Recientemente se ha puesto en marcha proyecto de conservación que contempla la excavación de la alcazaba, la consolidación de las estructuras existentes y la puesta en valor del conjunto por su interés patrimonial y paisajístico. Igualmente musulmán es el origen del topónimo y del núcleo de población de L'Alcora, en cuyo centro histórico se conservan algunos elementos urbanísticos y arquitectónicos de innegable raiz islámica.

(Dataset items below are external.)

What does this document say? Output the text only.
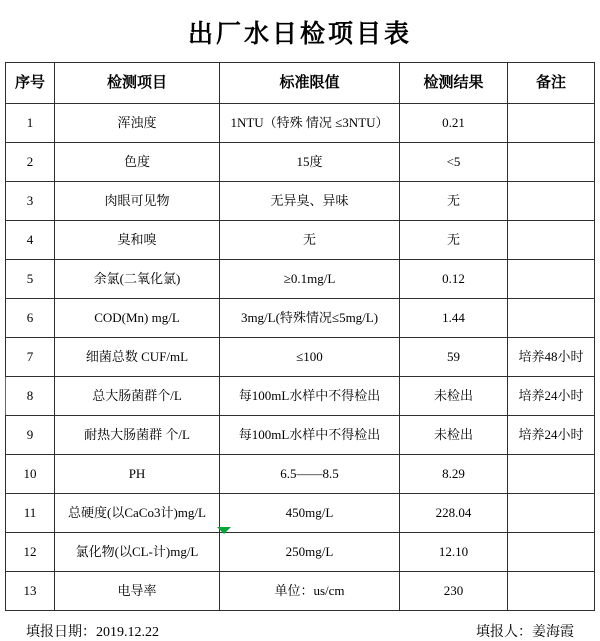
出厂水日检项目表
序号	检测项目	标准限值	检测结果	备注
1	浑浊度	1NTU（特殊 情况 ≤3NTU）	0.21	
2	色度	15度	<5	
3	肉眼可见物	无异臭、异味	无	
4	臭和嗅	无	无	
5	余氯(二氧化氯)	≥0.1mg/L	0.12	
6	COD(Mn) mg/L	3mg/L(特殊情况≤5mg/L)	1.44	
7	细菌总数 CUF/mL	≤100	59	培养48小时
8	总大肠菌群个/L	每100mL水样中不得检出	未检出	培养24小时
9	耐热大肠菌群 个/L	每100mL水样中不得检出	未检出	培养24小时
10	PH	6.5——8.5	8.29	
11	总硬度(以CaCo3计)mg/L	450mg/L	228.04	
12	氯化物(以CL-计)mg/L	250mg/L	12.10	
13	电导率	单位：us/cm	230	
填报日期：2019.12.22	填报人：姜海霞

El 24 de julio de 1233 la fortaleza y territorios de l'Alcalatén son tomados por las huestes de Ximén d'Urrea. En los años siguientes se erige a los pies del castillo una ermita de estilo de transición románico-gótico, tipleo de la reconquista, bajo advocación del Salvador.
Existe una cita a "Alcora" en el Llibre del Repartiment, que textualmente reza "Ferrandus Zabata, locum qui dicitur Villar de Alcora iuxta fontem del Cepo. X kalendas octobrís" (A Ferrando Zapata, el lugar denominado Villar de Alcora, junto a la fuente del Cepo. 22 de septiembre -de 1238-). No obstante, existen razonadas dudas en el sentido que esta cita pueda corresponder a otra "alcora" (topónimo árabe muy habitual que hace referencia al territorio o jurisdicción de un castillo).
El 31 de diciembre de 1305 se otorga Carta Puebla a l'Alcora. Por ella, D. Juan Ximénez d'Urrea, quinto descendiente directo de Ximén d'Urrea, da a poblar la "puebla de Alcora de Akalatén", según fuero y costumbre de Aragón, a 11 caballeros y miembros de la nobleza con la condición de traer 110 pobladores más, y reservando parte de las tierras para los musulmanes que quisieran permanecer en la villa. A partir de la concesión de la Carta de Población, l'Alcora va creciendo en tamaño y población en detrimento de la Villa del Castillo de l'Alcalatén.

Actualmente se conserva un traslado o copia autorizada de la Carta Puebla en el Museo de Cerámica, fechada el 12 de julio de 1333 y transcrita por el notario Mascaré Çabater.
Es el documento más antiguo e importante conservado en l'Alcora, prácticamente el único vestigio del voluminoso archivo histórico municipal inventariado por D.Luis Revest en 1925 y desaparecido durante la Guerra de 1936-39. Por este inventario conocemos, entre otras cosas, que en 1306 Jaime II concede Privilegio a la "villa nostra de las Alcoras" para celebrar mercado los miércoles, tradición que hoy, casi siete siglos después, todavía se mantiene.

El 31 de diciembre de 1336 Juan Ximénez d'Urrea concede mandas para el sostén y construcción de la iglesia de l'Alcora. De esta época conserva la iglesia parroquial algunos elementos góticos, enmascarados por las sucesivas remodelaciones y ampliaciones de que ha sido objeto.

Fecha de especial significación histórica para la comarca de l'Alcalatén es 1418. Según Concordia firmada por los municipios de Llucena y l'Alcora, se acuerda entre ambos el reparto de las tierras del poblado de l'Alcalatén. situado a los pies del castillo homónimo, que había entrado en una profunda crisis poblacional durante el siglo XIV. El documento se conserva en el archivo histórico de Llucena.

Entre los restos arquitectónicos adscribibles a estos siglos cabe destacar dos arcos apuntados localizados en la plaza del Patio, junto al trazado de la muralla medieval del l'Alcora, de la que quedan vestigios en numerosos puntos del casco antiguo de la ciudad. También merece mención el antiguo Ayuntamiento, hoy rehabilitado como Casa de la Música, que guarda en su sótano cuatro arcos góticos apuntados, un arco rebajado renacentista y un pequeño lienzo de tapial.